Lavoro e precariato, fino ad oggi un connubio perfetto in una situazione italiana quasi allo sfascio. Nel 2020 tale connubio è diventato un vero triangolo, con l’inserimento di un elemento di sfascio ancor più grave: il covid19 o più semplicemente il coronavirus.
Diciamo che sembra che la parola lavoro sia da sempre stata quasi sconosciuta nel nostro Bel Paese, ed in particolar modo al centro sud, ma, dati alla mano sembra che lo scenario sta peggiorando notevolmente in questi ultimi tempi e proprio a causa di un freno tremendo come il covid. Secondo dati Istat da maggio sono stati registrati 600mila disoccupati in più e 700mila persone inattive da febbraio. I più colpiti? Naturalmente le fasce considerate più deboli: giovani under 24, le donne, le partite Iva povere, i lavoratori temporanei e precari. E la crisi inizia a farsi sentire anche sui lavoratori “fissi” (-60 mila). La situazione peggiore è al Sud dove l’occupazione irregolare, e le nuove povertà, sono maggiormente concentrate.

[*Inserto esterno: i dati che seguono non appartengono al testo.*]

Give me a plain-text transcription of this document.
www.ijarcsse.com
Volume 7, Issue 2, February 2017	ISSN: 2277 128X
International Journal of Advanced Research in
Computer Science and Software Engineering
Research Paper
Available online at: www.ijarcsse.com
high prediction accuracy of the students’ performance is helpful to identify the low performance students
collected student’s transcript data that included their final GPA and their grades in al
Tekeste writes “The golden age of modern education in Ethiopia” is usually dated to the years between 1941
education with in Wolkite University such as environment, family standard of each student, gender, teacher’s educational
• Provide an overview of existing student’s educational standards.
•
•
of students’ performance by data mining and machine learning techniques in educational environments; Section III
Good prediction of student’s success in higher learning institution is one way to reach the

Il Mezzogiorno resta la zona più colpita con il 20% dei poveri che si trova in Campania, il 14% in Calabria e l’11% in Sicilia.

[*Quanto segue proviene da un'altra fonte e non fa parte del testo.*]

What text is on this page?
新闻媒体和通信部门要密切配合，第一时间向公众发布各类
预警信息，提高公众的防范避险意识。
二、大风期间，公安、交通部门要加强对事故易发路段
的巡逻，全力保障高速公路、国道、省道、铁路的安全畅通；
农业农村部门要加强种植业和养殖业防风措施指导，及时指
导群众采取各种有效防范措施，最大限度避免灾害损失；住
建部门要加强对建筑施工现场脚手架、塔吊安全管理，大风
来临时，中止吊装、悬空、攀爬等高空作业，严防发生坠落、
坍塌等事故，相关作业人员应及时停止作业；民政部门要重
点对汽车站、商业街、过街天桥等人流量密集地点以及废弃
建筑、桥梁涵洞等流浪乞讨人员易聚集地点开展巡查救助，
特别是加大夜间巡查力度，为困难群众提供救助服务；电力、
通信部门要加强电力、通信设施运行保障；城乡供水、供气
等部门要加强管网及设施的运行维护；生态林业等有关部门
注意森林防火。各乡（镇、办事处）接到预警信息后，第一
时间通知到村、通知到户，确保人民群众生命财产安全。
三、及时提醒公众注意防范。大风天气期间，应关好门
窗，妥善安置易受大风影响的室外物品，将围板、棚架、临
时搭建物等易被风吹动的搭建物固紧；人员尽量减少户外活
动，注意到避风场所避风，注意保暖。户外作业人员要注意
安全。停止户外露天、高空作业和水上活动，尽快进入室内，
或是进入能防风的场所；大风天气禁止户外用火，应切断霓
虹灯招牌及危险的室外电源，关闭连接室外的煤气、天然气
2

L’impatto del lockdown su un’economia già molto debole come quella italiana è stato devastante, il chiudere tutte le varie attività ha indebolito e di tanto una macchina già molto indebolita. Restano però da capire e da approfondire parecchi punti che però sono stati lasciati in sospeso.
C’è chi poi in questa situazione, già drammatica, ne approfitta per potersi disfare di vecchie leve, magari fino ad ora semplici lavoratori “a nero”, per iniziare un vero ciclo di legalizzazione dell’illegale: assumere giovanissimi con pseudo contratti da apprendistato e/o stage, illuderle e sfruttarle, fino a disfarsene come “oggetti usati”, al compimento del 29esimo anno di età, fascia in cui lo Stato non garantisce più copertura di tasse per l’imprenditore.
Gli esperti prevedono che sarà forte l’impatto sulla salute mentale determinato dalla disoccupazione generata dalla crisi economica. Diversi sono gli studi che confermano la tesi per la quale basso reddito e disoccupazione sono i due fattori che comportano un aumento del rischio di ammalarsi di depressione. Si parla di un aumento fino a 200mila casi di depressi a causa del lockdown e della crisi economica che ha scatenato la perdita di posti di lavoro.
Non sappiamo se ci sarà un seguito alla pandemia di coronavirus in Italia come nel mondo, ma quello che è certo è che, fin quando non si troverà un piano occupazionale adeguato, non potremo mai definirci una vera società del progresso, la vera pandemia e la causa di una vera strage non sarà il virus tanto temuto, ma un altro non visibile ma da impatto mortale decisamente superiore, la povertà da perdita di lavoro.